# 3-tap FIR filter: simple expression for $H(e^{j\omega})$ using trigonometric identities

We have a linear time-invariant system described by the input-output relation

$$y[n] = x[n] + 2x[n - 1] + x[n - 2]$$

Below is my approach to analyze this system.

The impulse response of this system $$h[n]$$ can be found if we input $$δ[n]$$ in $$x[n]$$'s position.

So $$h[n] = δ[n] + 2δ[n-1] + δ[n-2]$$

From above, I can get an expression for $$H(e^{j\omega})$$ using the Fourier transform. $$H(e^{j\omega}) = (1 + 2e^{-j\omega} + e^{-j2\omega}) = (1+e^{-j\omega})^2$$

My question is how to simplify this expression using trigonometric identities.

It would be pleasure if I can get some help.

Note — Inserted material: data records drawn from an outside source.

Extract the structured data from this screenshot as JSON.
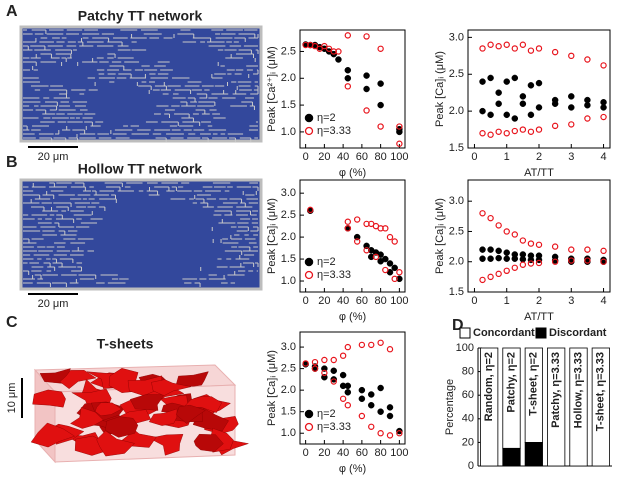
{
  "figure": {
    "panels": [
      {
        "letter": "A",
        "title": "Patchy TT network",
        "scale_bar": "20 μm"
      },
      {
        "letter": "B",
        "title": "Hollow TT network",
        "scale_bar": "20 μm"
      },
      {
        "letter": "C",
        "title": "T-sheets",
        "scale_bar": "10 μm"
      }
    ]
  },
  "chart_data": [
    {
      "type": "scatter",
      "x_label": "φ (%)",
      "y_label": "Peak [Ca²⁺]ᵢ (μM)",
      "xlim": [
        -6,
        106
      ],
      "xticks": [
        0,
        20,
        40,
        60,
        80,
        100
      ],
      "ylim": [
        0.7,
        2.9
      ],
      "yticks": [
        {
          "value": 1,
          "label": "1.0"
        },
        1.5,
        {
          "value": 2,
          "label": "2.0"
        },
        2.5
      ],
      "legend": "lower left",
      "series": [
        {
          "name": "η=2",
          "color": "#000000",
          "marker": "filled",
          "x": [
            0,
            5,
            10,
            15,
            20,
            25,
            30,
            35,
            45,
            45,
            65,
            65,
            80,
            80,
            100,
            100
          ],
          "values": [
            2.63,
            2.62,
            2.62,
            2.58,
            2.55,
            2.5,
            2.45,
            2.35,
            2.15,
            2.0,
            2.05,
            1.8,
            1.9,
            1.5,
            1.05,
            1.0
          ]
        },
        {
          "name": "η=3.33",
          "color": "#e8141c",
          "marker": "open",
          "x": [
            0,
            5,
            10,
            15,
            20,
            25,
            30,
            35,
            45,
            45,
            65,
            65,
            80,
            80,
            100,
            100
          ],
          "values": [
            2.62,
            2.62,
            2.6,
            2.55,
            2.6,
            2.55,
            2.5,
            2.5,
            2.8,
            1.85,
            2.78,
            1.4,
            2.55,
            1.1,
            1.1,
            0.78
          ]
        }
      ]
    },
    {
      "type": "scatter",
      "x_label": "AT/TT",
      "y_label": "Peak [Ca]ᵢ (μM)",
      "xlim": [
        -0.2,
        4.2
      ],
      "xticks": [
        0,
        1,
        2,
        3,
        4
      ],
      "ylim": [
        1.5,
        3.1
      ],
      "yticks": [
        1.5,
        {
          "value": 2,
          "label": "2.0"
        },
        2.5,
        {
          "value": 3,
          "label": "3.0"
        }
      ],
      "series": [
        {
          "color": "#000000",
          "marker": "filled",
          "x": [
            0.25,
            0.5,
            0.75,
            1,
            1.25,
            1.5,
            1.75,
            2,
            2.5,
            3,
            3.5,
            4,
            0.25,
            0.5,
            0.75,
            1,
            1.25,
            1.5,
            1.75,
            2,
            2.5,
            3,
            3.5,
            4
          ],
          "values": [
            2.4,
            2.45,
            2.25,
            2.4,
            2.45,
            2.2,
            2.35,
            2.38,
            2.15,
            2.2,
            2.15,
            2.12,
            2.0,
            1.95,
            2.1,
            1.95,
            1.9,
            2.1,
            1.95,
            2.05,
            2.1,
            2.05,
            2.08,
            2.05
          ]
        },
        {
          "color": "#e8141c",
          "marker": "open",
          "x": [
            0.25,
            0.5,
            0.75,
            1,
            1.25,
            1.5,
            1.75,
            2,
            2.5,
            3,
            3.5,
            4,
            0.25,
            0.5,
            0.75,
            1,
            1.25,
            1.5,
            1.75,
            2,
            2.5,
            3,
            3.5,
            4
          ],
          "values": [
            2.85,
            2.9,
            2.88,
            2.9,
            2.85,
            2.9,
            2.82,
            2.85,
            2.8,
            2.75,
            2.7,
            2.62,
            1.7,
            1.68,
            1.72,
            1.7,
            1.73,
            1.75,
            1.72,
            1.75,
            1.8,
            1.82,
            1.9,
            1.92
          ]
        }
      ]
    },
    {
      "type": "scatter",
      "x_label": "φ (%)",
      "y_label": "Peak [Ca]ᵢ (μM)",
      "xlim": [
        -6,
        106
      ],
      "xticks": [
        0,
        20,
        40,
        60,
        80,
        100
      ],
      "ylim": [
        0.75,
        3.3
      ],
      "yticks": [
        {
          "value": 1,
          "label": "1.0"
        },
        1.5,
        {
          "value": 2,
          "label": "2.0"
        },
        2.5,
        {
          "value": 3,
          "label": "3.0"
        }
      ],
      "legend": "lower left",
      "series": [
        {
          "name": "η=2",
          "color": "#000000",
          "marker": "filled",
          "x": [
            5,
            45,
            55,
            65,
            70,
            70,
            75,
            80,
            80,
            85,
            90,
            90,
            95,
            100
          ],
          "values": [
            2.6,
            2.2,
            2.0,
            1.8,
            1.7,
            1.55,
            1.65,
            1.6,
            1.45,
            1.5,
            1.4,
            1.2,
            1.3,
            1.05
          ]
        },
        {
          "name": "η=3.33",
          "color": "#e8141c",
          "marker": "open",
          "x": [
            5,
            45,
            45,
            55,
            55,
            65,
            65,
            70,
            75,
            75,
            80,
            85,
            85,
            90,
            95,
            95,
            100
          ],
          "values": [
            2.62,
            2.35,
            2.2,
            2.4,
            1.9,
            2.3,
            1.7,
            2.3,
            2.25,
            1.55,
            2.2,
            2.2,
            1.25,
            2.0,
            1.9,
            1.05,
            1.2
          ]
        }
      ]
    },
    {
      "type": "scatter",
      "x_label": "AT/TT",
      "y_label": "Peak [Ca]ᵢ (μM)",
      "xlim": [
        -0.2,
        4.2
      ],
      "xticks": [
        0,
        1,
        2,
        3,
        4
      ],
      "ylim": [
        1.5,
        3.35
      ],
      "yticks": [
        1.5,
        {
          "value": 2,
          "label": "2.0"
        },
        2.5,
        {
          "value": 3,
          "label": "3.0"
        }
      ],
      "series": [
        {
          "color": "#000000",
          "marker": "filled",
          "x": [
            0.25,
            0.5,
            0.75,
            1,
            1.25,
            1.5,
            1.75,
            2,
            2.5,
            3,
            3.5,
            4,
            0.25,
            0.5,
            0.75,
            1,
            1.25,
            1.5,
            1.75,
            2,
            2.5,
            3,
            3.5,
            4
          ],
          "values": [
            2.2,
            2.2,
            2.18,
            2.15,
            2.12,
            2.12,
            2.1,
            2.1,
            2.08,
            2.05,
            2.05,
            2.03,
            2.05,
            2.05,
            2.06,
            2.05,
            2.05,
            2.04,
            2.03,
            2.03,
            2.02,
            2.0,
            2.0,
            2.0
          ]
        },
        {
          "color": "#e8141c",
          "marker": "open",
          "x": [
            0.25,
            0.5,
            0.75,
            1,
            1.25,
            1.5,
            1.75,
            2,
            2.5,
            3,
            3.5,
            4,
            0.25,
            0.5,
            0.75,
            1,
            1.25,
            1.5,
            1.75,
            2,
            2.5,
            3,
            3.5,
            4
          ],
          "values": [
            2.8,
            2.72,
            2.6,
            2.5,
            2.45,
            2.35,
            2.3,
            2.28,
            2.25,
            2.2,
            2.2,
            2.18,
            1.7,
            1.75,
            1.8,
            1.85,
            1.9,
            1.95,
            1.97,
            1.98,
            2.0,
            2.02,
            2.02,
            2.0
          ]
        }
      ]
    },
    {
      "type": "scatter",
      "x_label": "φ (%)",
      "y_label": "Peak [Ca]ᵢ (μM)",
      "xlim": [
        -6,
        106
      ],
      "xticks": [
        0,
        20,
        40,
        60,
        80,
        100
      ],
      "ylim": [
        0.75,
        3.35
      ],
      "yticks": [
        {
          "value": 1,
          "label": "1.0"
        },
        1.5,
        {
          "value": 2,
          "label": "2.0"
        },
        2.5,
        {
          "value": 3,
          "label": "3.0"
        }
      ],
      "legend": "lower left",
      "series": [
        {
          "name": "η=2",
          "color": "#000000",
          "marker": "filled",
          "x": [
            0,
            10,
            20,
            30,
            40,
            45,
            60,
            70,
            80,
            90,
            100,
            10,
            20,
            30,
            40,
            45,
            60,
            70,
            80,
            90
          ],
          "values": [
            2.6,
            2.55,
            2.5,
            2.45,
            2.35,
            2.1,
            2.0,
            1.9,
            2.05,
            1.6,
            1.05,
            2.5,
            2.3,
            2.25,
            2.1,
            1.95,
            1.8,
            1.65,
            1.5,
            1.4
          ]
        },
        {
          "name": "η=3.33",
          "color": "#e8141c",
          "marker": "open",
          "x": [
            0,
            10,
            20,
            30,
            40,
            45,
            60,
            70,
            80,
            90,
            100,
            10,
            20,
            30,
            40,
            45,
            60,
            70,
            80,
            90
          ],
          "values": [
            2.62,
            2.65,
            2.7,
            2.7,
            2.8,
            3.0,
            3.05,
            3.05,
            3.1,
            2.95,
            1.0,
            2.5,
            2.4,
            2.2,
            1.8,
            1.65,
            1.4,
            1.15,
            1.0,
            0.95
          ]
        }
      ]
    },
    {
      "type": "bar",
      "panel": "D",
      "y_label": "Percentage",
      "stacked": true,
      "legend": "top",
      "categories": [
        "Random, η=2",
        "Patchy, η=2",
        "T-sheet, η=2",
        "Patchy, η=3.33",
        "Hollow, η=3.33",
        "T-sheet, η=3.33"
      ],
      "ylim": [
        0,
        100
      ],
      "yticks": [
        0,
        20,
        40,
        60,
        80,
        100
      ],
      "series": [
        {
          "name": "Concordant",
          "color": "#ffffff",
          "values": [
            100,
            85,
            80,
            100,
            100,
            100
          ]
        },
        {
          "name": "Discordant",
          "color": "#000000",
          "values": [
            0,
            15,
            20,
            0,
            0,
            0
          ]
        }
      ]
    }
  ]
}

• This looks already pretty simple. How would it need to look like so it would be "simple enough" for your purpose. – Hilmar Oct 15 '18 at 16:12

Write $$H(e^{j\omega})=e^{-j\omega}G(e^{j\omega})$$ and use $$(e^{j\omega}+e^{-j\omega})=2\cos(\omega)$$. $$G(e^{j\omega})$$ should turn out to be real-valued.